EUROPE - The European Parliament's Legal Affairs Committee, otherwise known as JURI, has voted unanimously in favour of proposed amendments to the EU's controversial Alternative Investment Fund Managers (AIFM) Directive.
All 23 members of the JURI committee voted in favour of amendments to strengthen the European Commission's proposed legislation to regulate alternative investment funds, such as hedge fund and private equity managers.
The amendments had been presented earlier by Austrian social democrat MEP Evelyn Regner, the JURI committee's rapporteur (see earlier IPE story: JURI to vote on AIFM amendments), who complained during the vote that hedge funds were continuing to operate "blithely" as thought the financial crisis has not taken place.
She said the legislative package proposed by the European Commission was too weak and advocated the creation of a "tight corset to control the activities of fund managers". She said that the possibility of passing on liability positions encourages "the construction of opaque investment carousels."
The proposal included a number of amendments from Sharon Bowles, liberal democrat MEP for the South East of England, shadow reporter on the Juri Committee and chair of the EU's Economic and Monetary Affairs Committee (ECON).

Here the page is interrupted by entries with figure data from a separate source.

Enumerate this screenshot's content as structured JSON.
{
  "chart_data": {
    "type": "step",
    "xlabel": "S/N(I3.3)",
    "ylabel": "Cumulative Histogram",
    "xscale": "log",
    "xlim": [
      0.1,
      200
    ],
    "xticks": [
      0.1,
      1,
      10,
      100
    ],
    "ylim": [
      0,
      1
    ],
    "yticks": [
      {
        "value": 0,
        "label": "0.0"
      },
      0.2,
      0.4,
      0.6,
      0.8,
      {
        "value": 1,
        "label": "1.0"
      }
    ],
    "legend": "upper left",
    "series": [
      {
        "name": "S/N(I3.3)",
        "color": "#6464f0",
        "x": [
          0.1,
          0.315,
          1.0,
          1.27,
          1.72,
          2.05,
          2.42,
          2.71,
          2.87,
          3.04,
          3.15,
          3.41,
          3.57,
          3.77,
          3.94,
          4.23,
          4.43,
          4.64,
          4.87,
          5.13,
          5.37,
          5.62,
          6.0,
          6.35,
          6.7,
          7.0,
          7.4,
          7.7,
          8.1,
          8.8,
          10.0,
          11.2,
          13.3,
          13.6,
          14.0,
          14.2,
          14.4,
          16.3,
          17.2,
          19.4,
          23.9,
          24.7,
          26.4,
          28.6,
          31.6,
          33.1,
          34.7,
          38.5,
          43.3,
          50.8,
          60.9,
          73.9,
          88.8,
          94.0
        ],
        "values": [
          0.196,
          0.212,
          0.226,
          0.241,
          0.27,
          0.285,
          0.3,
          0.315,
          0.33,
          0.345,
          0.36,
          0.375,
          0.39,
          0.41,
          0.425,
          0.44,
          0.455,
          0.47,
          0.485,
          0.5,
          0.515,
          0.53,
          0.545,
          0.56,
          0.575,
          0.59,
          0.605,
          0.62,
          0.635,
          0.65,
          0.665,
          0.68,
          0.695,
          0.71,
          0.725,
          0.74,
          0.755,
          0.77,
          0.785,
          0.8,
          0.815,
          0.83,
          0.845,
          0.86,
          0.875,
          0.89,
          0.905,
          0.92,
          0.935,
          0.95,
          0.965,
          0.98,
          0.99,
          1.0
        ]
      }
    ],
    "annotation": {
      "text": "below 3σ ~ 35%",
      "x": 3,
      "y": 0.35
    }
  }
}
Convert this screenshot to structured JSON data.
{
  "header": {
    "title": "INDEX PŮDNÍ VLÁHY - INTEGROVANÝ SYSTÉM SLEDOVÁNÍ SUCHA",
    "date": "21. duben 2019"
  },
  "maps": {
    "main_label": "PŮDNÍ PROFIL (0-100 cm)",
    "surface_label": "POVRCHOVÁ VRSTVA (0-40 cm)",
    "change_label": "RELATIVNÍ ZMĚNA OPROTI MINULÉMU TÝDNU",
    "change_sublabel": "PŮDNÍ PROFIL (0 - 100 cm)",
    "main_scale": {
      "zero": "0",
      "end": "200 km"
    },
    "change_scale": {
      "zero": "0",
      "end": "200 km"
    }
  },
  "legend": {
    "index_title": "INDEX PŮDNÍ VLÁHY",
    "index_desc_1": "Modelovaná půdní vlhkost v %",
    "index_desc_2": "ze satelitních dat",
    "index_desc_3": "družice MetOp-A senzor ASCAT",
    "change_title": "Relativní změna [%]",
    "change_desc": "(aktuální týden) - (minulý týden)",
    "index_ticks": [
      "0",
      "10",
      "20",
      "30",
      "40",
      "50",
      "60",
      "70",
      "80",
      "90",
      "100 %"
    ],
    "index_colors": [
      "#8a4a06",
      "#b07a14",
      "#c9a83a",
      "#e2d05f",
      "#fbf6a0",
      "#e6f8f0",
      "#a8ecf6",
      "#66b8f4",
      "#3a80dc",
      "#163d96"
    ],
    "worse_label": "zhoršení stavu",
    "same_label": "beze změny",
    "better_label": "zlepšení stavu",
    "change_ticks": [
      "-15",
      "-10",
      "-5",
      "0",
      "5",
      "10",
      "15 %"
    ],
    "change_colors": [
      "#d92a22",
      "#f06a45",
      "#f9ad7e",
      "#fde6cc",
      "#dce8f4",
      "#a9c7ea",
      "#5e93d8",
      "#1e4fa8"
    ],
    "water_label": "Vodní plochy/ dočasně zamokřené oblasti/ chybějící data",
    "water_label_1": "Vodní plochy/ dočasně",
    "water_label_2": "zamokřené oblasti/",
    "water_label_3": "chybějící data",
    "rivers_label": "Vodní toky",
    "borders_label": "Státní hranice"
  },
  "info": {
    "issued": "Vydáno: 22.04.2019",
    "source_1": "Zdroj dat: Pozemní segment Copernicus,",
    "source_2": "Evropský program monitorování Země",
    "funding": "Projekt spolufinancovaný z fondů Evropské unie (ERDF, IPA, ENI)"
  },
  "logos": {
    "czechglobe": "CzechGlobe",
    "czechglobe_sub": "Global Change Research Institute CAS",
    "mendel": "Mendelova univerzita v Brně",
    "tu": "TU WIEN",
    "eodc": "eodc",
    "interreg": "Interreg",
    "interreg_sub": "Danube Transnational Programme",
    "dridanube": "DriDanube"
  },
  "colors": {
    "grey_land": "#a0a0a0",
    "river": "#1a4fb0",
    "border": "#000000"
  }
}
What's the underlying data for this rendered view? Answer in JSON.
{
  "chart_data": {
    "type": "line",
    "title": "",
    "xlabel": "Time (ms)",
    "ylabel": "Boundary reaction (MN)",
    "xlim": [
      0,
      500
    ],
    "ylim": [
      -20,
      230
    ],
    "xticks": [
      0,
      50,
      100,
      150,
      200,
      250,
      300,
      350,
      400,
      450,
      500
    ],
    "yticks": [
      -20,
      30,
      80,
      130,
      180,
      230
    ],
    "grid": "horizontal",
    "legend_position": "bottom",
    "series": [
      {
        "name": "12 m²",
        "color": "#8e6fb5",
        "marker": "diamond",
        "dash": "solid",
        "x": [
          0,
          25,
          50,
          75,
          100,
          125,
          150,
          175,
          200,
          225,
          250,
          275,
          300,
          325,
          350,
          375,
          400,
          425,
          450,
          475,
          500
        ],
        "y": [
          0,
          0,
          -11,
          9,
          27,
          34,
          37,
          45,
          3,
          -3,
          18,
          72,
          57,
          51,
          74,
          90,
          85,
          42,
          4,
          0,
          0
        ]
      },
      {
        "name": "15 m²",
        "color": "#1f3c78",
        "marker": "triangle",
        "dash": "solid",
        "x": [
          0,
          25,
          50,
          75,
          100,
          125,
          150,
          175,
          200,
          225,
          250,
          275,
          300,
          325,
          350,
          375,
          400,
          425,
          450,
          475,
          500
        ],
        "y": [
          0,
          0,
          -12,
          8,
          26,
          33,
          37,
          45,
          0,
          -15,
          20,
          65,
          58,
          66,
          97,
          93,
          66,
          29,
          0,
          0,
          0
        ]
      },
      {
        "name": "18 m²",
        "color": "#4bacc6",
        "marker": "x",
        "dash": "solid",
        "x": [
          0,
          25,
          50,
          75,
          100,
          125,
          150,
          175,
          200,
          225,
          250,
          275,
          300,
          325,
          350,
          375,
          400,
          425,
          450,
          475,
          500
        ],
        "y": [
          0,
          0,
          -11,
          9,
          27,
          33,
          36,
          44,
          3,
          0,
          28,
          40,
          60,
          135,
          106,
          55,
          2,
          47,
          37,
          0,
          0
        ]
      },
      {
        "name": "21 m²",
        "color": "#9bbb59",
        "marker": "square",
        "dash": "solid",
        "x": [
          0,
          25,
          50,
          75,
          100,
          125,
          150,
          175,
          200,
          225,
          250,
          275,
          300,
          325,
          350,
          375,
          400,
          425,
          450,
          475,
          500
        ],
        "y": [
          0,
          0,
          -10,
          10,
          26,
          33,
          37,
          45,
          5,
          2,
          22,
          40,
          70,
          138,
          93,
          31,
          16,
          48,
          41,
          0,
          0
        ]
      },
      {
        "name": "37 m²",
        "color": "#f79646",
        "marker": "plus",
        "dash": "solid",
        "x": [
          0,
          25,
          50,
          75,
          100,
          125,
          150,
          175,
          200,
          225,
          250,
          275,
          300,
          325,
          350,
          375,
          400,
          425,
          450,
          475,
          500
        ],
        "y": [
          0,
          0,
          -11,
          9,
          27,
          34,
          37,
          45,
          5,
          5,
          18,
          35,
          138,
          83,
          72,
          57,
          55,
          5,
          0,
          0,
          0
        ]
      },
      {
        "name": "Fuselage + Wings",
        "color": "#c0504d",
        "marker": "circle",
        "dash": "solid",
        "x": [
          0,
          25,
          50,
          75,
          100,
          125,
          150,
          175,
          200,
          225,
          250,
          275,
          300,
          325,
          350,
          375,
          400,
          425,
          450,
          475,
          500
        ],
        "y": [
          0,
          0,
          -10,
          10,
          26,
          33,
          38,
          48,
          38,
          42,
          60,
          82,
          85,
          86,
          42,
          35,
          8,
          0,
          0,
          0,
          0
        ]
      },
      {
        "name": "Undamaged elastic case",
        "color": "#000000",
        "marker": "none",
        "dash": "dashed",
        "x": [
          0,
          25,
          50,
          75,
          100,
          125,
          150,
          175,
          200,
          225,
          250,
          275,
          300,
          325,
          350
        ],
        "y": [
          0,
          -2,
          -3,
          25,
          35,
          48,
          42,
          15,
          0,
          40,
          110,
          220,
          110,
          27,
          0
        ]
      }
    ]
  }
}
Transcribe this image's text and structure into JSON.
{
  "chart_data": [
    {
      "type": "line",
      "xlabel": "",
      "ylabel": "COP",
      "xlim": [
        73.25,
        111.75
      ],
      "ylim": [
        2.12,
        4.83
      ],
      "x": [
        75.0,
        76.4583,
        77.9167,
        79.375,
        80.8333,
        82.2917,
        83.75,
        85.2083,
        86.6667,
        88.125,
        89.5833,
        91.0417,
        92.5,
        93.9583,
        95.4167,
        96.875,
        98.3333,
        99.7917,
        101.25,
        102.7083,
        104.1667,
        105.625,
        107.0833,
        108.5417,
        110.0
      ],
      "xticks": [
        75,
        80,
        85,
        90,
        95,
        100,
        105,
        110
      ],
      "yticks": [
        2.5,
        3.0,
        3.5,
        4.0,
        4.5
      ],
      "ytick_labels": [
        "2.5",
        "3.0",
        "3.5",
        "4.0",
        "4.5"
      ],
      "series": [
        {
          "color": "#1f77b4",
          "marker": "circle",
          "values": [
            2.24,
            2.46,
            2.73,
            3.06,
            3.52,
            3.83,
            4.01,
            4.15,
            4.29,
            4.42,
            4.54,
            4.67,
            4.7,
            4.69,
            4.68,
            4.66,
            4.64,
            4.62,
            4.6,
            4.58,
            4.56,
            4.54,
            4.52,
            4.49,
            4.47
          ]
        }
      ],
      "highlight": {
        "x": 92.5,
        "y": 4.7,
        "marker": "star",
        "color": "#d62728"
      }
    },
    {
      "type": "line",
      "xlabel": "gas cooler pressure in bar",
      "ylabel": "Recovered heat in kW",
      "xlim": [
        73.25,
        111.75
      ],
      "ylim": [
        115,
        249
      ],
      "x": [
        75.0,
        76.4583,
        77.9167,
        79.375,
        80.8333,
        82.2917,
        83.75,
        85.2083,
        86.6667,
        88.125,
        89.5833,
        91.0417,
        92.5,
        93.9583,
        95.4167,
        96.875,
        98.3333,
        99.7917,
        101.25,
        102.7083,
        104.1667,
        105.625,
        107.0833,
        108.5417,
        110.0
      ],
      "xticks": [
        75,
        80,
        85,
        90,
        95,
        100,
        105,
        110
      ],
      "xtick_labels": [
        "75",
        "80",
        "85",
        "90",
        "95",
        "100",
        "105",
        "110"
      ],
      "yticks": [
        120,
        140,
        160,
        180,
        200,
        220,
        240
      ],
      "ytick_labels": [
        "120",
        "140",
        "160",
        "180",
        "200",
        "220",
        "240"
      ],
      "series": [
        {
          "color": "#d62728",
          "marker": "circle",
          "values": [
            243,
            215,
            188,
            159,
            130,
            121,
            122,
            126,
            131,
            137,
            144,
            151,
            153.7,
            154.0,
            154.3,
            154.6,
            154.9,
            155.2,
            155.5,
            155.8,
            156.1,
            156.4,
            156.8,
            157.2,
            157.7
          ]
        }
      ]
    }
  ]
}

The ECON Committee was due to discuss the AIFM Directive in relation to pensions and insurance last week, but its meeting has been postponed until May 11, due to recent air travel disruption caused by volcanic ash from Iceland.
Business groups MEDEF and BusinessEurope have written to committee members of both JURI and ECON to vote against the amendments, which they believe will harm European small and medium enterprises (SMEs).
"They would impose significant burdens on companies, including a large number of small innovative companies given the low threshold," wrote Phillipe de Buck of BusinessEurope.
Javier Ecchari, secretary general of the European Private Equity & Venture Capital Association (ECVA), complained that JURI members considered a company with more than 50 employees not to be an SME.
"They would therefore oblige such companies to disclose board-level, commercially-sensitive information on activities and financial affairs without any reference to a level playing field or company law," he said.
Ecchari added: "JURI's failure to exempt private equity and venture capital funds from requirements designed for hedge fund trading risks would, if adopted, have a ruinous effect on the financing market for European innovation and SMEs. A venture capital fund investing in early-stage businesses would face major outlay for entirely useless advisory services such as independent evaluation and depositary."